Senator Bayh. You might, if the occasion arises, tell your colleagues in the Texas legislature that as the primary Senate sponsor of the equal rights amendment the Senator from Indiana had not the slightest thought that the equal rights amendment would affect abortion rights. It is an entirely different matter. It did not even come up in the debate on the matter.

And I think that is a red herring that has been brought into the field and has quite understandably caused concern in the minds of people who are here representing a different thought and a different position on this issue than you have.

Ms. WEDDINGTON. It would be very helpful and I will take those comments back for the hearing on Monday.

I would ask that my statement be made a part of the record if it is convenient, since much of it I will not need to repeat after the discussion with Judy Mears.

There are some basics, I think, to the whole abortion situation that are sometimes overlooked or easily forgotten. The first is that none of us are really for abortion. We are much more for family planning. But once the situation of an unwanted pregnancy occurs, then the question becomes what to do about it. I am one of those who is for all of the alternatives being available to all women, including the alternative of safe, legal abortion.

I have to disagree with Mr. Horan on his statement that there are 99 alternatives available. When a woman is pregnant and does not want to be, I see only two alternatives—to either continue the pregnancy or to terminate the pregnancy through an abortion.

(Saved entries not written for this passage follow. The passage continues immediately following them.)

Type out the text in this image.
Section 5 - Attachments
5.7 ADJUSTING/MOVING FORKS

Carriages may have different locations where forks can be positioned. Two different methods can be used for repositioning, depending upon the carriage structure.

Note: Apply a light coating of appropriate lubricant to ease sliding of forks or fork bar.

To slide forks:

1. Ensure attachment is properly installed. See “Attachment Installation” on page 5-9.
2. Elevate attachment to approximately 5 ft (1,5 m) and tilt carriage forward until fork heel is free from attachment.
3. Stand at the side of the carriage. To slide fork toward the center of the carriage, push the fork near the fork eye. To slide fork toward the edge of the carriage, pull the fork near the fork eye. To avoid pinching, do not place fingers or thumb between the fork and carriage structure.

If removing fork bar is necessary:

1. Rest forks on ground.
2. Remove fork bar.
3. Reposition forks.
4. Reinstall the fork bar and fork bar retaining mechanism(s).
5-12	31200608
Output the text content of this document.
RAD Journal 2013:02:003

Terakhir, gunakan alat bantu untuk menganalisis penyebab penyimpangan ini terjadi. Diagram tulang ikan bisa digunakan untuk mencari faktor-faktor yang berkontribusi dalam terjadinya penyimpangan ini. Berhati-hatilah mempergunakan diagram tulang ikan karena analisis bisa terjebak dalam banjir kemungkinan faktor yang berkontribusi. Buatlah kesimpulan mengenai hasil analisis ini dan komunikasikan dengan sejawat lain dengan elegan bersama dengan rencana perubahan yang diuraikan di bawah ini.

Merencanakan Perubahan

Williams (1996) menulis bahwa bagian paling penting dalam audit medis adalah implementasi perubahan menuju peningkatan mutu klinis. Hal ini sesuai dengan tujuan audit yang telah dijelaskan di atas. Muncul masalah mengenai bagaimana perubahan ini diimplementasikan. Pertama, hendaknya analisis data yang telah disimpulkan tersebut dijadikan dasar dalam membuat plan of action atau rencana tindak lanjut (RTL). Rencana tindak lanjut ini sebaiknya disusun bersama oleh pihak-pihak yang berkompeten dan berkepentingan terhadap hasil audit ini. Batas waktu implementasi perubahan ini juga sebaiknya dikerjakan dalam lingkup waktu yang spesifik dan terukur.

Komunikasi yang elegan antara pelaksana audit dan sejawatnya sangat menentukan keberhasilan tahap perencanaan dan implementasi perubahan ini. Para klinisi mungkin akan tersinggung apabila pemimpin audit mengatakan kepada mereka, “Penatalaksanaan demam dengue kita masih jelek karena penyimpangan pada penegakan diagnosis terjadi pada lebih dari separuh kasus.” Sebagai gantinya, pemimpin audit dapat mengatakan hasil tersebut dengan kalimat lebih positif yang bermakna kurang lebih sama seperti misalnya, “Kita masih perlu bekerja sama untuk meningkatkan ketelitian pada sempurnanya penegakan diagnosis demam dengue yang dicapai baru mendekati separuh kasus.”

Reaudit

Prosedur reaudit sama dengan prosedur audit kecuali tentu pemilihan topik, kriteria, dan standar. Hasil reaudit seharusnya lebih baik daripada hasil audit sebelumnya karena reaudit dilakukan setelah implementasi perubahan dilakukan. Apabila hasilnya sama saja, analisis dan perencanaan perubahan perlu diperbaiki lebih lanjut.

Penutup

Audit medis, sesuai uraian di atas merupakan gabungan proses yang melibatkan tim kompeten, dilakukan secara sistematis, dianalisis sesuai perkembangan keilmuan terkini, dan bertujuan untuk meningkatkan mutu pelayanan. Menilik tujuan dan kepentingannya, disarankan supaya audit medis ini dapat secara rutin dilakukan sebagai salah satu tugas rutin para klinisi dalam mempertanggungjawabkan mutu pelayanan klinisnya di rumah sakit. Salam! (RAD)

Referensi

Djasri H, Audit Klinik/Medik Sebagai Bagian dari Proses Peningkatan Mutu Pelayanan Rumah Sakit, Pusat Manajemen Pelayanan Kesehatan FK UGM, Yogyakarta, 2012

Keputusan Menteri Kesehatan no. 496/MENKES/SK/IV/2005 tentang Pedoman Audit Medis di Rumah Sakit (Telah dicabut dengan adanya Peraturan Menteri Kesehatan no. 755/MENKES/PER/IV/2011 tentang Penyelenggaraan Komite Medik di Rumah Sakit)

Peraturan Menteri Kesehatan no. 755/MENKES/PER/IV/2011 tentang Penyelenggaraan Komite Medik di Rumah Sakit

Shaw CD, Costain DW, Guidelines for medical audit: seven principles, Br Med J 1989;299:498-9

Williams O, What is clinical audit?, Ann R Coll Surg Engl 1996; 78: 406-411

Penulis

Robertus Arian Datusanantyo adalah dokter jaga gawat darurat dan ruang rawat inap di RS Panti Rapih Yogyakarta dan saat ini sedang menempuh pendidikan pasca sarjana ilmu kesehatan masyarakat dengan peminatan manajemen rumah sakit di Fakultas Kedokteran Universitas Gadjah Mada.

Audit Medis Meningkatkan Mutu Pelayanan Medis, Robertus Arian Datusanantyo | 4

I simply want to say in prefacing my remarks that none of us are out campaigning for more abortions. None of us are out campaigning that abortion is a good thing that everybody ought to have once a year. What we are saying is that where birth control fails or where it has not been used for whatever reason, there should be the alternative of a safe, legal abortion available to those women who choose it.

The second very basic thing I think we sometimes overlook is that there is a competing interest present, and that is the interest of the woman.

I will never forget talking to my father, who is a Methodist minister. He said for a long time when he thought of the issue of abortion he always thought of it in the abstract-woman versus every other consideration. He said it was quite different when he had a particular woman sitting across his desk asking for his counseling as a minister about what she should do in a particular fact situation. In that context, he did have to consider all of the different fact situations that enter in from the woman's point of view. For example, the physiological damage that sometimes can be involved in a pregnancy, particularly where it is a very young person that is involved, where it is a woman who has had pregnancies too closely spaced or where it is a woman who is over the age recommended for pregnancy.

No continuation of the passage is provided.